Alberto Gálvez – Volti senza titolo
Per la presente esposizione personale, intitolata Volti senza titolo, la concentrazione narrativa, diversamente dai precedenti appuntamenti, è tutta focalizzata sul ritratto ravvicinato – il volto che primeggia senza necessità di ulteriore racconto, quindi senza necessità di titolo.
Comunicato stampa
Anni di frequentazione, e numerose mostre hanno reso ormai indissolubile il sodalizio tra Il Polittico e il pittore valenciano Alberto Gálvez.

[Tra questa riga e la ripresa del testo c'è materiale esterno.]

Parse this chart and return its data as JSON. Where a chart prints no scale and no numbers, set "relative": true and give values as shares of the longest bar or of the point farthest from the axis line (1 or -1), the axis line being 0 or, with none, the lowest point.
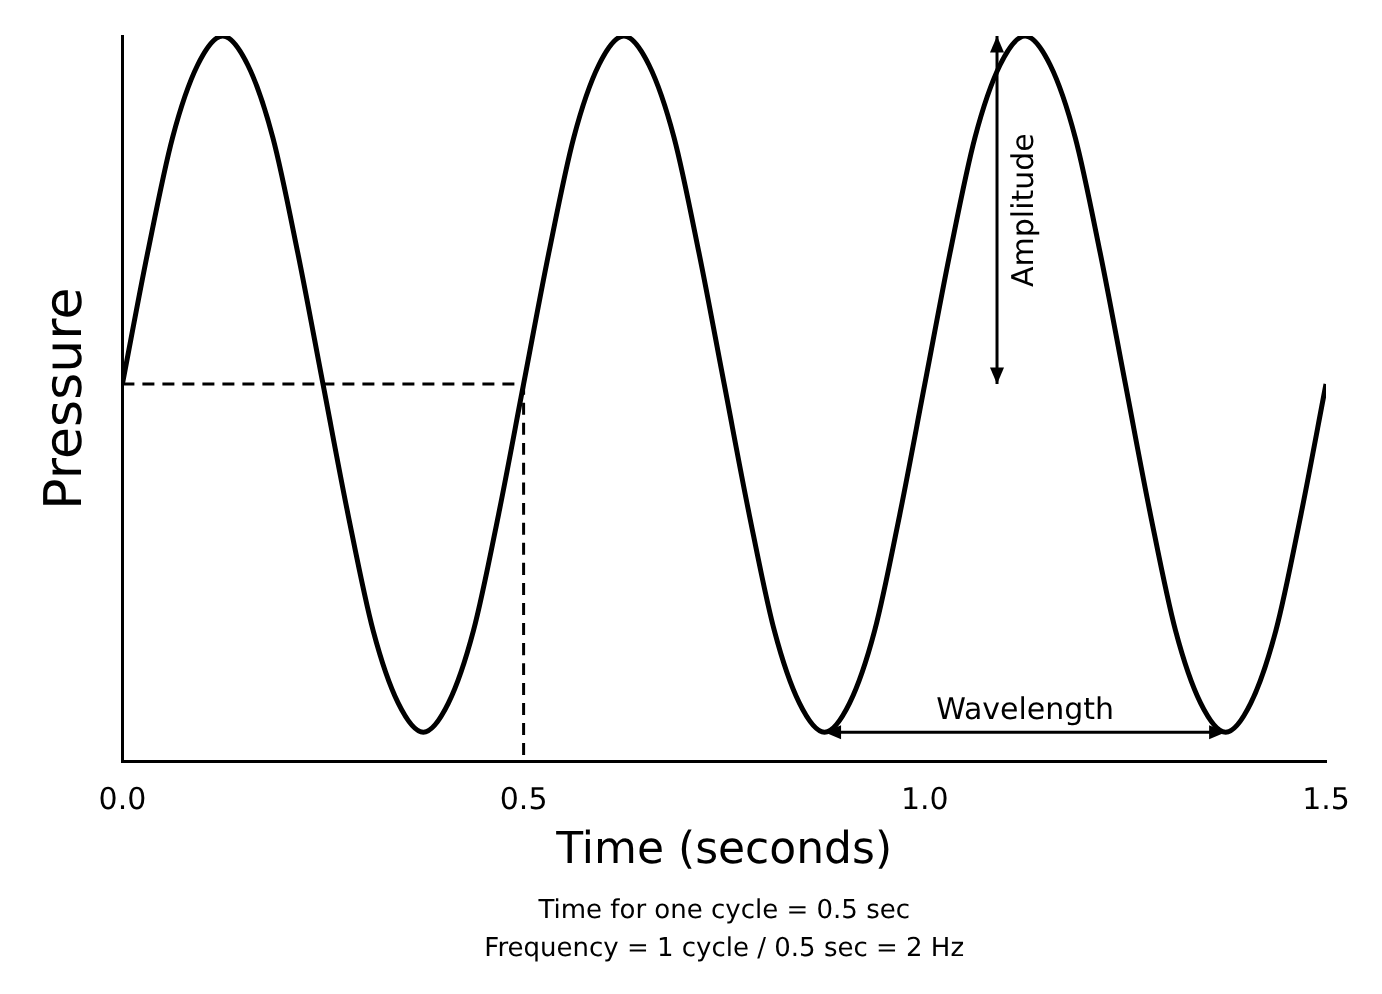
{
  "chart_data": {
    "type": "line",
    "relative": true,
    "xlabel": "Time (seconds)",
    "ylabel": "Pressure",
    "tick_labels": "x",
    "grid": false,
    "legend": false,
    "marker": "none",
    "xlim": [
      0,
      1.5
    ],
    "xticks": [
      {
        "value": 0,
        "label": "0.0"
      },
      {
        "value": 0.5,
        "label": "0.5"
      },
      {
        "value": 1,
        "label": "1.0"
      },
      {
        "value": 1.5,
        "label": "1.5"
      }
    ],
    "series": [
      {
        "color": "#000000",
        "line_style": "solid",
        "x": [
          0,
          0.03125,
          0.0625,
          0.09375,
          0.125,
          0.15625,
          0.1875,
          0.21875,
          0.25,
          0.28125,
          0.3125,
          0.34375,
          0.375,
          0.40625,
          0.4375,
          0.46875,
          0.5,
          0.53125,
          0.5625,
          0.59375,
          0.625,
          0.65625,
          0.6875,
          0.71875,
          0.75,
          0.78125,
          0.8125,
          0.84375,
          0.875,
          0.90625,
          0.9375,
          0.96875,
          1,
          1.03125,
          1.0625,
          1.09375,
          1.125,
          1.15625,
          1.1875,
          1.21875,
          1.25,
          1.28125,
          1.3125,
          1.34375,
          1.375,
          1.40625,
          1.4375,
          1.46875,
          1.5
        ],
        "values": [
          0.52,
          0.7,
          0.86,
          0.96,
          1,
          0.96,
          0.86,
          0.7,
          0.52,
          0.34,
          0.18,
          0.08,
          0.04,
          0.08,
          0.18,
          0.34,
          0.52,
          0.7,
          0.86,
          0.96,
          1,
          0.96,
          0.86,
          0.7,
          0.52,
          0.34,
          0.18,
          0.08,
          0.04,
          0.08,
          0.18,
          0.34,
          0.52,
          0.7,
          0.86,
          0.96,
          1,
          0.96,
          0.86,
          0.7,
          0.52,
          0.34,
          0.18,
          0.08,
          0.04,
          0.08,
          0.18,
          0.34,
          0.52
        ]
      },
      {
        "color": "#000000",
        "line_style": "dashed",
        "x": [
          0,
          0.5,
          0.5
        ],
        "values": [
          0.52,
          0.52,
          0
        ]
      }
    ],
    "annotations": [
      "Amplitude",
      "Wavelength",
      "Time for one cycle = 0.5 sec",
      "Frequency = 1 cycle / 0.5 sec = 2 Hz"
    ]
  }
}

Nato a Orihuela nel 1963, Alberto Gálvez vive e lavora a Valencia, dove è anche Professore titolare di Pittura alla Facoltà di Belle Arti. Ha incominciato a esporre dal 1989. La sua pittura nasce da una piena coscienza della validità della tradizione, immessa narrativamente nel proprio immaginario sino alla determinazione di un concerto armonico, senza soluzione di continuità, tra presente e passato. Sarebbe molto difficile stabilire l’effettivo confine, la sottilissima linea di demarcazione, tra elementi di origine storica e altri del tutto autonomi: l’impresa, ancorché inutile, rischierebbe di smontare il «giocattolo» che, in questo caso, è un perfetto mondo creativo situato tra Arcadia e Parnaso.
Per la presente esposizione personale, intitolata Volti senza titolo, la concentrazione narrativa, diversamente dai precedenti appuntamenti, è tutta focalizzata sul ritratto ravvicinato – il volto che primeggia senza necessità di ulteriore racconto, quindi senza necessità di titolo. Sono ritratti struggenti, principalmente femminili, ma anche maschili, che inviano il loro sguardo su chi li osserva e anche oltre. Mettendo in atto, come sostiene Lola Mascarell nel suo bellissimo testo in catalogo, «il magico risultato dell’incerta combinazione fra il provvisorio e l’eterno, fra quello che fugge e quello che resta, fra quello che si muove e quello che resta immobile. Un solo sguardo che al contempo contiene tutti gli sguardi».
La mostra è accompagnata dal centosessantanovesimo catalogo delle Edizioni Il Polittico, il numero centodiciotto della collana «Gli allegri inventori».